L’AGD a fait état des principales causes de la baisse des perceptions douanières à l'importation d'octobre à juin de l'exercice fiscal 2018-2019 par rapport à la même période de l'exercice fiscal 2017-2018 : « La baisse de importations est due à la rareté de devises conséquemment à la hausse du taux de change, la subvention accordée sur les produits pétroliers provoquant des pertes de recettes significatives, les troubles sociaux (operasyon peyi lòk) et la situation d’insécurité qui prévaut à La Saline. »

« La reprise des activités après les troubles sociopolitiques du début de mois de juin est marquée par des tensions. Bref, nous travaillons sous pression. Le climat d’insécurité qui fait rage à La Saline provoque un ralentissement des activités », a affirmé Fritz Alcindor, directeur adjoint de l’Administration générale des douanes, soulignant que la reprise des activités de la douane est effective partout dans le pays, même à Belladère où des transporteurs avaient observé un arrêt de travail pour protester contre une redevance exigée par la douane dominicaine.       

Quand l’insécurité bat son plein à La Saline, elle a des conséquences sur le fonctionnement de l’AGD. Des gangs armés rivaux s’affrontent dans ce quartier de la capitale dans l’indifférence totale des autorités étatiques qui ne se soucient guère des pertes en vie humaine voire des recettes. Pourtant, l’État se trouve dans l’impossibilité de payer à temps les employés et les contractuels de la fonction publique. Il devient de plus en plus difficile pour l’AGD de procéder aux perceptions douanières à l’importation quand tout est paralysé dans le pays à cause des troubles politiques.

Concernant la subvention des produits pétroliers, rappelons que le ministre de l’Économie et des Finances Ronald Décembre avait révélé, en conférence de presse, que les pertes de ressources enregistrées sur lesdits produits étaient estimées à 16 milliards de gourdes.

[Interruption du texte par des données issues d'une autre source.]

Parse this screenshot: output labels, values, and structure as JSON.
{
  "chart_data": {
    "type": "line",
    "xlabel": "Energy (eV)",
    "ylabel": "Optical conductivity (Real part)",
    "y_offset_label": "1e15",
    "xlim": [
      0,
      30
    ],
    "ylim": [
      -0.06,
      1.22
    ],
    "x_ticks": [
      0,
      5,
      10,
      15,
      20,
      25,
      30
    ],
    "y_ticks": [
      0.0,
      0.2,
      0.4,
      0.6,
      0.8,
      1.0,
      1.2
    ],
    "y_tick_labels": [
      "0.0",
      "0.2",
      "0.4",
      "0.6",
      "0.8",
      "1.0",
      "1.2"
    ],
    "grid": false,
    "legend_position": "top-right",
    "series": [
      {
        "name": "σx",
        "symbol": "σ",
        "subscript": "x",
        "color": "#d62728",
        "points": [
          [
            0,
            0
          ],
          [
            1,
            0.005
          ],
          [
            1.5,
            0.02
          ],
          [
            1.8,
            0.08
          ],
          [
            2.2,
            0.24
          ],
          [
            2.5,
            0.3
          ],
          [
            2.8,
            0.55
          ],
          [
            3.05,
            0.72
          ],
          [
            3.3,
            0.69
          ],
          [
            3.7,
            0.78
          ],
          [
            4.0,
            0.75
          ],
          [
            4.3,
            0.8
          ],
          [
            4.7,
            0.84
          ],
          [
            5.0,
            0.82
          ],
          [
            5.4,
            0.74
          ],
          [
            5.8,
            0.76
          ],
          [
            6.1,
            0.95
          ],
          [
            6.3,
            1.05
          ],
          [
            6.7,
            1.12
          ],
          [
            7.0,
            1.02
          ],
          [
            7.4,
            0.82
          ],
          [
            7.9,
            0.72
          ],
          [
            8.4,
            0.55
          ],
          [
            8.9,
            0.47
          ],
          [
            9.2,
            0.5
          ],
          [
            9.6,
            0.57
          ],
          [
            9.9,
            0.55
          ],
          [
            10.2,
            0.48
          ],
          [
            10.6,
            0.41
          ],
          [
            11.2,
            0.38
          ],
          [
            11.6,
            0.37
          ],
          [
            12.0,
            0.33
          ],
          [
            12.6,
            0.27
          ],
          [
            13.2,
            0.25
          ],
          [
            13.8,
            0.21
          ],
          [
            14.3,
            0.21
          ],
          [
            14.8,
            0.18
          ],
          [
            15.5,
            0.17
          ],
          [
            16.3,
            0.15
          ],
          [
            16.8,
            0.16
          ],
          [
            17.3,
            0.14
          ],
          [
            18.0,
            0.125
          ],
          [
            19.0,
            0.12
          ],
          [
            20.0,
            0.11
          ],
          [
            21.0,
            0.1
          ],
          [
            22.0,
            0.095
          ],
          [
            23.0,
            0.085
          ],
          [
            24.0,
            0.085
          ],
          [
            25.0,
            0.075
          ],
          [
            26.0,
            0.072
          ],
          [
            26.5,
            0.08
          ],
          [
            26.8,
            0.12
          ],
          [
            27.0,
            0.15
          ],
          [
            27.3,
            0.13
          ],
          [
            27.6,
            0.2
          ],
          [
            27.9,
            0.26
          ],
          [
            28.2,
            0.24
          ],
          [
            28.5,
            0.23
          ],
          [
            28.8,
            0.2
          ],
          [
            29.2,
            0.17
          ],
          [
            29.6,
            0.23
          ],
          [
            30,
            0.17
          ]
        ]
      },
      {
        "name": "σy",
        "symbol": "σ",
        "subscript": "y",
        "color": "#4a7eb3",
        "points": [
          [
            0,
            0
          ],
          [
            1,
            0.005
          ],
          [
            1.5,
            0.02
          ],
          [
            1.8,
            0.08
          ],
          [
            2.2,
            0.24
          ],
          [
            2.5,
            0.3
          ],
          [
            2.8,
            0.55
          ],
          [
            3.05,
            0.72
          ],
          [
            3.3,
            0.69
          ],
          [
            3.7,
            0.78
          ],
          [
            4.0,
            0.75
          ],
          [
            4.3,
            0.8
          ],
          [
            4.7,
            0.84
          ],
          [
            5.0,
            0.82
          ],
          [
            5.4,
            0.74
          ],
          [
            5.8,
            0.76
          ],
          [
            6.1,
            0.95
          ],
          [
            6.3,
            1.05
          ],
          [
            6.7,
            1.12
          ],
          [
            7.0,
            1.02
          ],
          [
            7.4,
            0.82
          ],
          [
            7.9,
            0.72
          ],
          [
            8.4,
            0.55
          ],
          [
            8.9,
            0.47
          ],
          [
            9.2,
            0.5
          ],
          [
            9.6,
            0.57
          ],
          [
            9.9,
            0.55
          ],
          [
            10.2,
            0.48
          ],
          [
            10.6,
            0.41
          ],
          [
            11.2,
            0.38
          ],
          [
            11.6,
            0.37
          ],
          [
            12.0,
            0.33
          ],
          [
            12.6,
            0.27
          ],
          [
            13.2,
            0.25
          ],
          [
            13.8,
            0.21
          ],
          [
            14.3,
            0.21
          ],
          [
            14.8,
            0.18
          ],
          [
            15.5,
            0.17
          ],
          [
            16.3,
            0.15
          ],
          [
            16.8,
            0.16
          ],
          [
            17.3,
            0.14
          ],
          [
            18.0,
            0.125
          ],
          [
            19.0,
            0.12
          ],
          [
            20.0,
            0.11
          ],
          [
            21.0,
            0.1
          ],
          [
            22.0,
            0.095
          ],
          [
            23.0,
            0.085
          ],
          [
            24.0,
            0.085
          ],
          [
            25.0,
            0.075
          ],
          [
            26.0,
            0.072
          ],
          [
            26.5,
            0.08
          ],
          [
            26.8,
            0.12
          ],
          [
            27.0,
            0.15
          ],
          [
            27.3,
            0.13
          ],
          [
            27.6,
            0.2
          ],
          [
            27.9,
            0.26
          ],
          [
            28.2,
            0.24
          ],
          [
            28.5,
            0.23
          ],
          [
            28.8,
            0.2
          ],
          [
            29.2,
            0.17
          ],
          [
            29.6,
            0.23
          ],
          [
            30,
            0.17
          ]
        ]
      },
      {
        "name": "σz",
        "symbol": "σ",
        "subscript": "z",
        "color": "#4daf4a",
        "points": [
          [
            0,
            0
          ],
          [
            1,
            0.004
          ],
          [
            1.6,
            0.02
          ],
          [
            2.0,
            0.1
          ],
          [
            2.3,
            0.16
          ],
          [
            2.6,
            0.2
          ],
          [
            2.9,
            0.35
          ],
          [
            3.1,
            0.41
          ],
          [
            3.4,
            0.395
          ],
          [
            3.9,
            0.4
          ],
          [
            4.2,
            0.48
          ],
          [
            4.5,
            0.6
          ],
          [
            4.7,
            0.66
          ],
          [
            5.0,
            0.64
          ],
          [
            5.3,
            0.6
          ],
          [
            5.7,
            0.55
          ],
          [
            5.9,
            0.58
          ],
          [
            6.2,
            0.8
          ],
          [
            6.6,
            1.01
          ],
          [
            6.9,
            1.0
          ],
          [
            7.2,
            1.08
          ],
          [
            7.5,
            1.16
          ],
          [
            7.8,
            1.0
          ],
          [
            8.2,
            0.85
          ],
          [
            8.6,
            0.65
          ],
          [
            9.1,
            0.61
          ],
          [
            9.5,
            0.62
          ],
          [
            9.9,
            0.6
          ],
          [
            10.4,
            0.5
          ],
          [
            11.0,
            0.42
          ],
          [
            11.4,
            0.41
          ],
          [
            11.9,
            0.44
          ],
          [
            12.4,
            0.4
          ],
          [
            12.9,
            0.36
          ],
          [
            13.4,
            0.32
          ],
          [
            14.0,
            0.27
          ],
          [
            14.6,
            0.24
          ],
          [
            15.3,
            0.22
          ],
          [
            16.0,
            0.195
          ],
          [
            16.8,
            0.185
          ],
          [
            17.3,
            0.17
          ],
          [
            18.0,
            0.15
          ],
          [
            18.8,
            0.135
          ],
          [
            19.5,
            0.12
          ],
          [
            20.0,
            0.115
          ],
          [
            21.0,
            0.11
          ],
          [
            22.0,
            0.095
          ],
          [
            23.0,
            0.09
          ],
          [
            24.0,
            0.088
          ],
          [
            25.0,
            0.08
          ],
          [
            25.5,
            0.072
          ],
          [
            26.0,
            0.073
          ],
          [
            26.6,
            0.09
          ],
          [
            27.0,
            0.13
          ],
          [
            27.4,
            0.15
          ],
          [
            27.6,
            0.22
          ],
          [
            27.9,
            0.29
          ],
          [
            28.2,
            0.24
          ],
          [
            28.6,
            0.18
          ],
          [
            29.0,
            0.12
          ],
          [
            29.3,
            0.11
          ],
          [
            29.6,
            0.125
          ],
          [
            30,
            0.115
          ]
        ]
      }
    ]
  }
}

Quant à l’augmentation du taux de change, elle aurait dû, de l’avis de l’économiste Fritz Jean, provoquer un accroissement des recettes douanières. Mais à cause de la rareté de devises dans l’économie, l’appréciation du taux de change n’a pas pu influencer les recettes douanières à la hausse. Par ailleurs, la Cour supérieure des comptes et du contentieux administratif (CSCCA), dans son rapport sur la situation financière de l’État et l’efficacité des dépenses publiques, a fait savoir que les augmentations de recettes douanières et fiscales enregistrées ces derniers temps ne sont en réalité qu’une baisse de la valeur des recettes en termes réels dans la monnaie locale. La CSCCA fait surtout référence à l’appréciation du taux de change qui provoque une perte du pouvoir d’achat des agents économiques dont l’État haïtien.